TpB: Was kann Wissenschaft in Bezug auf Gruppenbezogene Menschenfeindlichkeit für die Praxis politischer Bildung bieten?
AZ: Ich glaube der Vorteil der Wissenschaft ist, dass sie einen höheren Freiheitsgrad hat. Ich höre zum Beispiel genauer hin, was extremistische Jugendliche sagen, was sie denken und wie sie die Welt sehen. Zum anderen halten wir uns in der Wissenschaft mit vorschnellen Bewertungen zurück. Wenn also von „Sorgenbürgern“ die Rede ist, rennen wir nicht gleich auf sie zu und fragen, was er oder sie für Sorgen hat, sondern wir fragen uns, was die Person antreibt, beispielsweise ein Machtmotiv. Und dann stellen wir verschiedene Interpretationen von Wirklichkeit gegeneinander und nähern uns so der Wirklichkeit an.
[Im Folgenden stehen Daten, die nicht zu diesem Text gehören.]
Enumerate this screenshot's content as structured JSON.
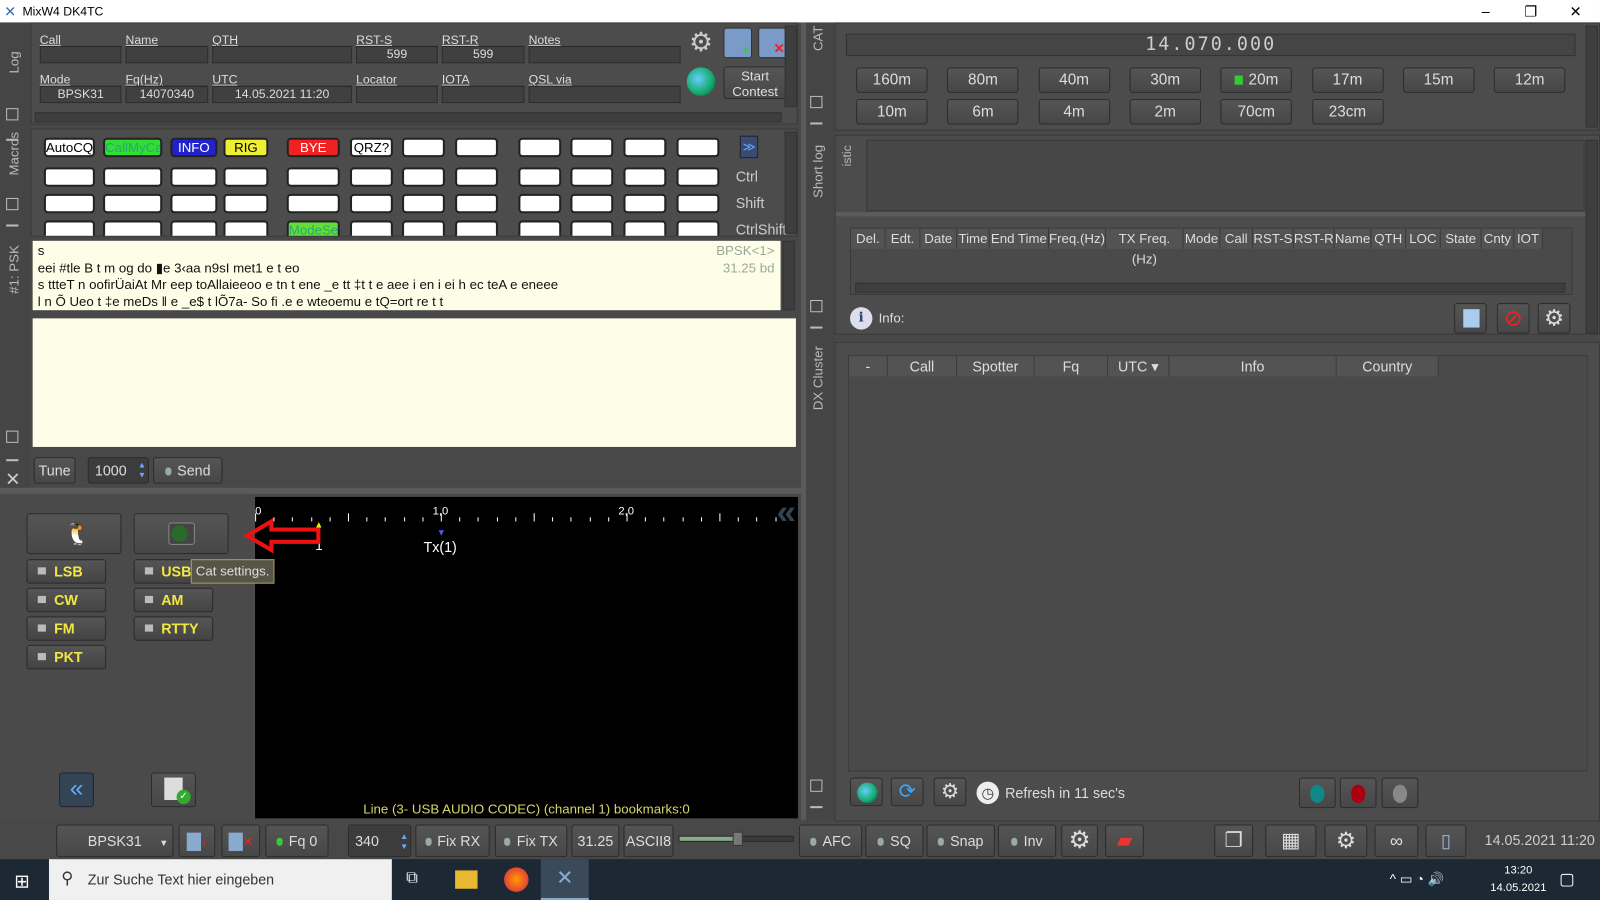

In der Zusammenarbeit mit der Praxis habe ich die Erfahrung gemacht, dass es dort großes Interesse gibt, mit mir wissenschaftlich zu diskutieren, während ich mich dafür interessiere, wie in der Praxis mit diesen Personen umgegangen wird und welche praktischen Erfahrungen da gemacht werden. Insbesondere beim Thema Menschenfeindlichkeit und Radikalisierung ist der Transfer zwischen Wissenschaft und Praxis sehr wichtig und funktioniert auch gut.
Und letztlich ist Wissenschaft auch immer eine Legitimationsgrundlage für Praxis. Wissenschaft drängt eigentlich immer dazu, auch mal in Bereiche hinein zu gucken, die von Politik nicht (mehr) thematisiert werden und das ist gut für die Praxis.